On the contrary, several management authors in Nigeria believe that it does not exist and that where it does exist, it is not genuine. Their justification is that the required antecedent conditions for encouraging participation in Nigeria do not exist.
However, research on leadership styles has revealed that employees want to be involved in decision making in their varied firms.

Employees are critical components in achieving organizational goals and hence ensuring organizational survival.
The rationale for this is because employees are operators and are better positioned to understand the challenges they meet when performing a specific task and how to best solve them.

The fundamental issue is that involvement, while acquired, has not been properly appreciated, nor have its benefits. Some managers believe that decision-making should be protected because it is their unique prerogative. Again, top management prefers to keep a distance from its employees in order to create an important aura about themselves.

In view of the foregoing, the purpose of this study is to ascertain the amount of practice of participation decision making in Press and a few other enterprises, as well as its impact on productivity, as well as the benefits and problems associated with such practice.

1.3 The Study’s Objective

The study’s primary goal is to investigate decision making and organizational performance. In particular, the researcher intends to;

To investigate the impact of pertinent information on organizational performance.

Determine the degree of Determine alternative approaches to organizational performance.
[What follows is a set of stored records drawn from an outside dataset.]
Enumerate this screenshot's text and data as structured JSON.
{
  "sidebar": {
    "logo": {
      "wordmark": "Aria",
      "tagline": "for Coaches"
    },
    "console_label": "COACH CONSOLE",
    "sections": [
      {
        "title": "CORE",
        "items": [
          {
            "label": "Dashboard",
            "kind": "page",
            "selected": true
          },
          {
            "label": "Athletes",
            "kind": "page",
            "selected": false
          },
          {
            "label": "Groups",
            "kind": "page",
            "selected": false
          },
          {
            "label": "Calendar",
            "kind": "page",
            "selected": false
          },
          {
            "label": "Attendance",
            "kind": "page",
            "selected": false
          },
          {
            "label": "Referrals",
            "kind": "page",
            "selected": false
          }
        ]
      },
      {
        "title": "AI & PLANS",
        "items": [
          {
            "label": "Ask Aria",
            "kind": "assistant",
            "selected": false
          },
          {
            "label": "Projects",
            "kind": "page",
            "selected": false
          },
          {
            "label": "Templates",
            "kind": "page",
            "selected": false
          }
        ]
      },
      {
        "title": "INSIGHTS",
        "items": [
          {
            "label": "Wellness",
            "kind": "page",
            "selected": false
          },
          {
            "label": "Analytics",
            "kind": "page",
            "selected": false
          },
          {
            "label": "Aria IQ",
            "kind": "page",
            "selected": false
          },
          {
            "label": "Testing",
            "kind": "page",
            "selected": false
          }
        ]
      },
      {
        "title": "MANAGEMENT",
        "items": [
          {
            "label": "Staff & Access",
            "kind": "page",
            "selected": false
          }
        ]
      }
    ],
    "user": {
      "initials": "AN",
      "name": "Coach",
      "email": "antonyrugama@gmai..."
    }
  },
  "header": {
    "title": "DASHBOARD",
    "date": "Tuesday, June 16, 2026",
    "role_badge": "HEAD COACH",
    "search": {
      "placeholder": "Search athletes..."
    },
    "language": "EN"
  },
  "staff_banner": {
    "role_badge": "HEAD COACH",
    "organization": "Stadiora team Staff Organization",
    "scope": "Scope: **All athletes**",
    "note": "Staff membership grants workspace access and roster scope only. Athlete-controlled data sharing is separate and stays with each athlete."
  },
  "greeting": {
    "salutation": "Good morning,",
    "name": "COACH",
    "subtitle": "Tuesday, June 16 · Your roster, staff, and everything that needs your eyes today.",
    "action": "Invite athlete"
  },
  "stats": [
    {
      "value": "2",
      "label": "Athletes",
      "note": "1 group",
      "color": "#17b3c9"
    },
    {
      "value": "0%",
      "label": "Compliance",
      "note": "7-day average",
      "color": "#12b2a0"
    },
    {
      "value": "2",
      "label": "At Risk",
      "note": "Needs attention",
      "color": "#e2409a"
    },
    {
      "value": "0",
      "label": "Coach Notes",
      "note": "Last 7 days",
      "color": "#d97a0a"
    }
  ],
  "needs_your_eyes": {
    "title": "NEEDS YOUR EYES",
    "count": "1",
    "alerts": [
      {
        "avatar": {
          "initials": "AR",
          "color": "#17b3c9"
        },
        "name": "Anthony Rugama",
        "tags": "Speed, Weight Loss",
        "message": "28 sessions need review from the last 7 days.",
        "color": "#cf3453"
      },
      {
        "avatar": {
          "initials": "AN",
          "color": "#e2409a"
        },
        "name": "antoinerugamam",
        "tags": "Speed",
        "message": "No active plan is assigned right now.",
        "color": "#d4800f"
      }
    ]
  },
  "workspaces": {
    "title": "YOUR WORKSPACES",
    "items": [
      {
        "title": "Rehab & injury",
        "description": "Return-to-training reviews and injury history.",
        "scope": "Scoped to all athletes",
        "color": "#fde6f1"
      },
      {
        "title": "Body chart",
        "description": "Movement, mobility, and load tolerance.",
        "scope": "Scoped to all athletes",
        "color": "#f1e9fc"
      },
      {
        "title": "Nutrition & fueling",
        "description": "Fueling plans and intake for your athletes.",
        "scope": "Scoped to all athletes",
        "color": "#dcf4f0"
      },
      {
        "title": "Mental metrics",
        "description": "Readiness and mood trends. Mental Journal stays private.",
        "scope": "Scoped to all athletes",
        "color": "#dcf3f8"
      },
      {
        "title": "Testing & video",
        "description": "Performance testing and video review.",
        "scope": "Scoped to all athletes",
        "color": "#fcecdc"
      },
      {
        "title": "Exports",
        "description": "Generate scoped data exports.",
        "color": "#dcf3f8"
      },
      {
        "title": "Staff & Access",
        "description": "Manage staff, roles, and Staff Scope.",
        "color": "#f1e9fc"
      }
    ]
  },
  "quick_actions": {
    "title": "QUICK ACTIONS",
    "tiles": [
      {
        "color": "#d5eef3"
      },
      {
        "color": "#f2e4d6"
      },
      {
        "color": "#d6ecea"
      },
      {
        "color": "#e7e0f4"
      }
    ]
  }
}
To assess organizational performance and decision-making.
1.4 Research Issue
The following were proposed to lead the study based on the study’s aims.
How much influence does relevant information have on organizational performance?
How much does identifying alternatives improve organizational performance?
To assess organizational performance and decision-making?

1.5 Importance of the Research

This study is intended to inform the public on how the Government Press and a few other selected enterprises have fared in their practice of participatory decision making and its benefits to productivity, thereby improving organizational efficiency.

This study is supposed to benefit management by providing sufficient insight into the benefits of employee participation in decision making, making obvious to managers what participate management stands for, and thereby lessening the fear commonly experienced by these managers.

Workers, business administration students, and society as a whole could all benefit from this research.
It is also hoped that the findings would serve as a foundation for additional research.

1.6 The Study’s Scope

The study is divided into three sections: content scope, geographical scope, and unit of analysis.
The topic scope of this study entails investigating the relationship between decision making and organizational performance in Rivers State. The dependent variable is Rivers State organizational performance, as measured by productivity, efficiency, and effectiveness. While the independent variable is decision making, it is measured by relevant information and alternative identification.

Geographical Range: The scope of this research is Rivers State Metropolis, with a focus on Pabod breweries.
Analytical Unit: Individuals are the unit of analysis in this research during the time of the study. The purpose of this research is to discover the relationship between decision making and organizational performance in Rivers State.

1.7 Study Restrictions

The study’s main disadvantage is the short time frame for research, combined with the tight academic timetable, which prohibited a highly detailed study.
The researcher must encounter the following constraint when doing an investigation of this native.
For starters, the time frame provided for this investigation was limited.
Second, there are financial limits. Because a study of this sort usually involves some level of expenditure, finance was also a limiting factor.
Third, inadequate respondent response and inability to reach the complete study population. Finally, the measurement device is subpar.